C. On May 17, 2004, the Plaintiff (formerly: C&C Corporation) acquired the above claim against Defendant A Co., Ltd., a non-party company including the claim in the above judgment.

Of the above joint and several sureties, G died on August 4, 200, and on the deceased’s first heir, Defendant B and A succeeded to the deceased’s property on April 16, 2003 by Defendant C, children of the deceased except those who renounced inheritance.
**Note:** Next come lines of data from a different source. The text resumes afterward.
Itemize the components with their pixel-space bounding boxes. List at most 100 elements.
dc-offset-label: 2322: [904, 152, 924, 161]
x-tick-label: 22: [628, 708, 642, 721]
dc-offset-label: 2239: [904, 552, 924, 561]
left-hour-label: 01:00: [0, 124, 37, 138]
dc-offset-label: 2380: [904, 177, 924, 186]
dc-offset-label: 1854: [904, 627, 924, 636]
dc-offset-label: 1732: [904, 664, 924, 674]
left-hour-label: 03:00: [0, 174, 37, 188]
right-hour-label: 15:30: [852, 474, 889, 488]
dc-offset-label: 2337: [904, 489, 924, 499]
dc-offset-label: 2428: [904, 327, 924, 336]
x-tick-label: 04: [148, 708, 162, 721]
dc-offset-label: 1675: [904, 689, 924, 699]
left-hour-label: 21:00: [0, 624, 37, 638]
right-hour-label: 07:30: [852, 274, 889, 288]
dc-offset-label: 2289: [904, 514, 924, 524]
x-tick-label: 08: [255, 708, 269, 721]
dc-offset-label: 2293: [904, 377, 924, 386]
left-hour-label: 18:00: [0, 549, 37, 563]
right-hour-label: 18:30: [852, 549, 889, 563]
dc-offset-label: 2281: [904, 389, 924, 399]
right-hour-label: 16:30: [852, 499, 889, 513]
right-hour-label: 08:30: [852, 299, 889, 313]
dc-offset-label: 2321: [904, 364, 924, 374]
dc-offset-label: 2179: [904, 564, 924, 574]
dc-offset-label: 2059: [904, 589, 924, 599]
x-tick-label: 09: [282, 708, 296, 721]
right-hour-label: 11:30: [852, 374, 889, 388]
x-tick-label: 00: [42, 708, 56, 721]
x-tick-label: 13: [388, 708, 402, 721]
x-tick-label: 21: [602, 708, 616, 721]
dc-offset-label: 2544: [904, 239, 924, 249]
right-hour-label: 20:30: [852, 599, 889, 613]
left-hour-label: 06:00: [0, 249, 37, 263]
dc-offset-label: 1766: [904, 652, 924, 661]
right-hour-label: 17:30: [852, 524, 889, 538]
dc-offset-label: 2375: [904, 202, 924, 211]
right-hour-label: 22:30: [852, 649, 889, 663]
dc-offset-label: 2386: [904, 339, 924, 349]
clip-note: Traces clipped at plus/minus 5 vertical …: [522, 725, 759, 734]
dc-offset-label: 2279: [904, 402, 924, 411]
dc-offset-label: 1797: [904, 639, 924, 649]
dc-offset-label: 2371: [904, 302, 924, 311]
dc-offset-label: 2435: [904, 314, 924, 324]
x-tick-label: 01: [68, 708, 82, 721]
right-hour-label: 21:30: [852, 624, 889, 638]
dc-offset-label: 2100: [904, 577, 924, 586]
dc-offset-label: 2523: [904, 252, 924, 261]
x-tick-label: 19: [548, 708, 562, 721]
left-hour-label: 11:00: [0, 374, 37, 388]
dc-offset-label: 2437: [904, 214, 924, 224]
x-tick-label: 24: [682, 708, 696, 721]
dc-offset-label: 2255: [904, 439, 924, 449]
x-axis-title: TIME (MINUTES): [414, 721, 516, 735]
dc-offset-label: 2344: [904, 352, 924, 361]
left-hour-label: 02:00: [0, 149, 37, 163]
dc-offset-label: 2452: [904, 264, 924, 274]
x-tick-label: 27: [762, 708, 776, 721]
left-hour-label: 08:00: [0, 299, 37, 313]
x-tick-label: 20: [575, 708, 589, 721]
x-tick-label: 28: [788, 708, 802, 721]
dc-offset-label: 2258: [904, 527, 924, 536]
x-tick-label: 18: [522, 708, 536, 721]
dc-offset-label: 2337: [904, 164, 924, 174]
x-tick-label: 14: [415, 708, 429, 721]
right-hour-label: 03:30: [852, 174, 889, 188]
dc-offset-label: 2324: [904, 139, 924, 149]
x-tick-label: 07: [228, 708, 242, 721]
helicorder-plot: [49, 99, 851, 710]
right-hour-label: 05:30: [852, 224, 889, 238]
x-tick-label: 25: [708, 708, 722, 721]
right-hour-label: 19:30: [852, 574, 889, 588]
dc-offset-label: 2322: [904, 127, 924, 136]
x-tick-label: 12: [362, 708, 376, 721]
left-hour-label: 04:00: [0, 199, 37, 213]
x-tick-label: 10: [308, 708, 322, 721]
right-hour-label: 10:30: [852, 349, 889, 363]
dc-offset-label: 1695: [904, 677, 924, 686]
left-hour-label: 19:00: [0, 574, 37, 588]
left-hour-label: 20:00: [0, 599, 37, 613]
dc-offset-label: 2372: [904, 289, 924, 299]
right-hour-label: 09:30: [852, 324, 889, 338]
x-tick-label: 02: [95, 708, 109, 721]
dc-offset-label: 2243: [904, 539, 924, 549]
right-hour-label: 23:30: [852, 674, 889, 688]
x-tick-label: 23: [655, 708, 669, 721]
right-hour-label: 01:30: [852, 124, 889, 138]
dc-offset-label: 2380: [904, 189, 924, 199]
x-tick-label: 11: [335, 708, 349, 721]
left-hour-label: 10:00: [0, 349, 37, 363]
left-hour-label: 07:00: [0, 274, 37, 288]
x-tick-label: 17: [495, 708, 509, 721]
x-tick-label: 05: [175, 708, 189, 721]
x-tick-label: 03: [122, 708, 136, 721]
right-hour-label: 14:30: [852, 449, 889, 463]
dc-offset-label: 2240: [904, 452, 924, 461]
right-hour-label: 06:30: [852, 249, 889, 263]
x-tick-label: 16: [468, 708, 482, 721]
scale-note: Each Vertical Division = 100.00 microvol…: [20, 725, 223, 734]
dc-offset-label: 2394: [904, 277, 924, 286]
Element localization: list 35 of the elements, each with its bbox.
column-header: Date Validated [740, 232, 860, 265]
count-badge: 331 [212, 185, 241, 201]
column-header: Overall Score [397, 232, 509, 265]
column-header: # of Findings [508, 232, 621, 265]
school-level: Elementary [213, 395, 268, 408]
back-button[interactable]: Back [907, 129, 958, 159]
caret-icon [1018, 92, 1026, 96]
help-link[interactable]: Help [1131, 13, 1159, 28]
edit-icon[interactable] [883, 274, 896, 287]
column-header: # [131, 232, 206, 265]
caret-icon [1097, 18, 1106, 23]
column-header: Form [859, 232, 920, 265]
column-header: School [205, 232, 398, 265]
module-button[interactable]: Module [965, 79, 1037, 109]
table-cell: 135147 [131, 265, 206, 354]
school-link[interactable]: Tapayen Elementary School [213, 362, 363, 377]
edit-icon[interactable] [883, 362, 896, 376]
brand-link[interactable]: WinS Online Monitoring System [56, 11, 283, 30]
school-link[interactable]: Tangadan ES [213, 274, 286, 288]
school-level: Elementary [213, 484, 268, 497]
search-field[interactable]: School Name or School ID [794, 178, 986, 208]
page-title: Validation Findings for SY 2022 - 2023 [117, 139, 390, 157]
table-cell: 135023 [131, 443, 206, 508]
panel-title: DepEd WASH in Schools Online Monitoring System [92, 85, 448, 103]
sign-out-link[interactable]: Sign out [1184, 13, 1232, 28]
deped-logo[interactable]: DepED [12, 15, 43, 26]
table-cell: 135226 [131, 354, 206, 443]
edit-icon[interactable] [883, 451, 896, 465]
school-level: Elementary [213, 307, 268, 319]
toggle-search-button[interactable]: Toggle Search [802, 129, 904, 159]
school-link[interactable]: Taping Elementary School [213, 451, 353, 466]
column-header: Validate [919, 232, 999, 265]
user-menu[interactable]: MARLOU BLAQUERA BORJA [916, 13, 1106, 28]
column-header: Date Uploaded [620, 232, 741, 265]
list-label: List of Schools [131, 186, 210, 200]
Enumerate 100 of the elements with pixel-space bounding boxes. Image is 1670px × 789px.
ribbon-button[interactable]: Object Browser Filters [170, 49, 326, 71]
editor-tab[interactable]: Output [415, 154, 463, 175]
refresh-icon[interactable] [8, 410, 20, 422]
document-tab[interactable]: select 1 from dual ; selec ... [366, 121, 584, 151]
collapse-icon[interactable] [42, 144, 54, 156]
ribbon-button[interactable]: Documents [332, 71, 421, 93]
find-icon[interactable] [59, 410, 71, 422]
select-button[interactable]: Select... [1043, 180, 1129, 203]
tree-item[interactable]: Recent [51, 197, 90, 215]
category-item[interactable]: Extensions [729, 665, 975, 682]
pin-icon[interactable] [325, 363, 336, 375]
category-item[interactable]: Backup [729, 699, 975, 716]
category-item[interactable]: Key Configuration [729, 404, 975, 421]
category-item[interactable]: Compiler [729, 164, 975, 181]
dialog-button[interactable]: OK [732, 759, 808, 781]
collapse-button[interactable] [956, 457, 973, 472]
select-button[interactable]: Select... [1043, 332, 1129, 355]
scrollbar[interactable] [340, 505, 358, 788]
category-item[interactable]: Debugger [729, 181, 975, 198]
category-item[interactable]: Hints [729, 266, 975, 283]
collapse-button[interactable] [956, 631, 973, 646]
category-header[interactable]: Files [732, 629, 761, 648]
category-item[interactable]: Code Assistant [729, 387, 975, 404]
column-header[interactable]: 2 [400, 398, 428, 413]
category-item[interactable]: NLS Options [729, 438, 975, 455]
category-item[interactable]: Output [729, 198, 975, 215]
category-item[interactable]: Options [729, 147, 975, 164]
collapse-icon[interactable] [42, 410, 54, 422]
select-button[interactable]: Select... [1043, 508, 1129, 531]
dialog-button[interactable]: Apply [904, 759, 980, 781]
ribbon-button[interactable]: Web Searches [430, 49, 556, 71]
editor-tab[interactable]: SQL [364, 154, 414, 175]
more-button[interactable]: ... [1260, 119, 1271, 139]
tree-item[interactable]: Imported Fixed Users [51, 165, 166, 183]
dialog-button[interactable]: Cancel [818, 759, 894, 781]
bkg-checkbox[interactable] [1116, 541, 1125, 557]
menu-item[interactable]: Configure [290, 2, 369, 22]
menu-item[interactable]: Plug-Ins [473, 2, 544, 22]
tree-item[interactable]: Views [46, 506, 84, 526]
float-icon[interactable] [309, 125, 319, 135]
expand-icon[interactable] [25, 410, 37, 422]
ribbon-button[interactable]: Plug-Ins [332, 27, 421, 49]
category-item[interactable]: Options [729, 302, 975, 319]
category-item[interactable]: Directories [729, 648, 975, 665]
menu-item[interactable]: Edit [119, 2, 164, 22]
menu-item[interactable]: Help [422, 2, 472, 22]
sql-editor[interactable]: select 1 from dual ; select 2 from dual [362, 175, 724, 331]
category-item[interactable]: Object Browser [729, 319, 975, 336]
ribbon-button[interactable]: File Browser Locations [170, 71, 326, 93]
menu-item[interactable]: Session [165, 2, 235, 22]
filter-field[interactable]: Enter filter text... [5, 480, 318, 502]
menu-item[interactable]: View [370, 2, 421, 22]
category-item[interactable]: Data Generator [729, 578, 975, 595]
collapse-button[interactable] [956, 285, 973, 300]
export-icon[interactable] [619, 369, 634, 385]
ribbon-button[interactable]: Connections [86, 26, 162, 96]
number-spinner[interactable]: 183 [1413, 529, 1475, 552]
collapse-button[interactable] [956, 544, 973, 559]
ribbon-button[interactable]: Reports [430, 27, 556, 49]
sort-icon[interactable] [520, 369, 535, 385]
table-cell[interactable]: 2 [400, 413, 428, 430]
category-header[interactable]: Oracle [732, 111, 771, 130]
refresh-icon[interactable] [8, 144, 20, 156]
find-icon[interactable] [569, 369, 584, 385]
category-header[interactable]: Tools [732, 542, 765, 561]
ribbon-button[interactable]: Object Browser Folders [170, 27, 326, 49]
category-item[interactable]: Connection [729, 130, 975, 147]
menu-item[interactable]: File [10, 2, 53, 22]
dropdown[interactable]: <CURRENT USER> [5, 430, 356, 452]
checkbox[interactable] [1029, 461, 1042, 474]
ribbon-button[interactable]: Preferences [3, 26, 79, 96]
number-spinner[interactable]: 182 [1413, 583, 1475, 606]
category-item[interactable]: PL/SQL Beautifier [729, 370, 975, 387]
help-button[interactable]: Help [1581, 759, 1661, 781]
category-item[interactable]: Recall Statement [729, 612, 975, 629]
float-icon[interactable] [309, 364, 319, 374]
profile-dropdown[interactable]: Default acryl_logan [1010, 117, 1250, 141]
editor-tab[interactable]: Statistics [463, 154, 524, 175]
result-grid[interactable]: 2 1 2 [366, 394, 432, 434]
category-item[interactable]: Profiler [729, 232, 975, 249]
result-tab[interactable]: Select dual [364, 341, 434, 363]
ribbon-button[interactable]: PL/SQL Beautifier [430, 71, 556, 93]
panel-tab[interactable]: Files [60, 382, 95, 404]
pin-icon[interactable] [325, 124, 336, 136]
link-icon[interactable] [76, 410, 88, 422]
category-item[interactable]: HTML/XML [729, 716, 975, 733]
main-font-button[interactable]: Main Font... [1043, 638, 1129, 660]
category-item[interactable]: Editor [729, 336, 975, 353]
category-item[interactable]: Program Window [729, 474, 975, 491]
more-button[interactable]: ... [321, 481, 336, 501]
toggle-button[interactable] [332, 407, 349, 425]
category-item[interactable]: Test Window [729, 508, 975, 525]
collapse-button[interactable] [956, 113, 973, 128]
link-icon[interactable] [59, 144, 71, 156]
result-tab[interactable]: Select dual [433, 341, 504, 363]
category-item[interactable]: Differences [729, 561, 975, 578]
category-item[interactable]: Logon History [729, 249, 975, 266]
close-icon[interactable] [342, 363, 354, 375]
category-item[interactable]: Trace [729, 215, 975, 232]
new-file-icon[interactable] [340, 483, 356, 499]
The above I died on April 16, 200, and transferred I’s property to Defendant D and E, who is the husband of the deceased.

(In conclusion, Defendant C succeeded to G property in proportion to the ratio of 2/14 of each of Defendant D and E, Defendant D and E.

Therefore, Defendant A, B, and F are the primary debtor or joint guarantor, and they are obligated to pay to each Plaintiff the money listed in Section 1-B, Section 1-B, and Section 1-C, which is equivalent to the inheritance ratio as the heir of the network I who succeeded to the network G which is a joint and several surety.

(2) Article 208(3) of the Civil Procedure Act provides that “The Plaintiff’s claim against the remaining Defendants except the Defendant A is for the interruption of extinctive prescription as to the above final and conclusive judgment.”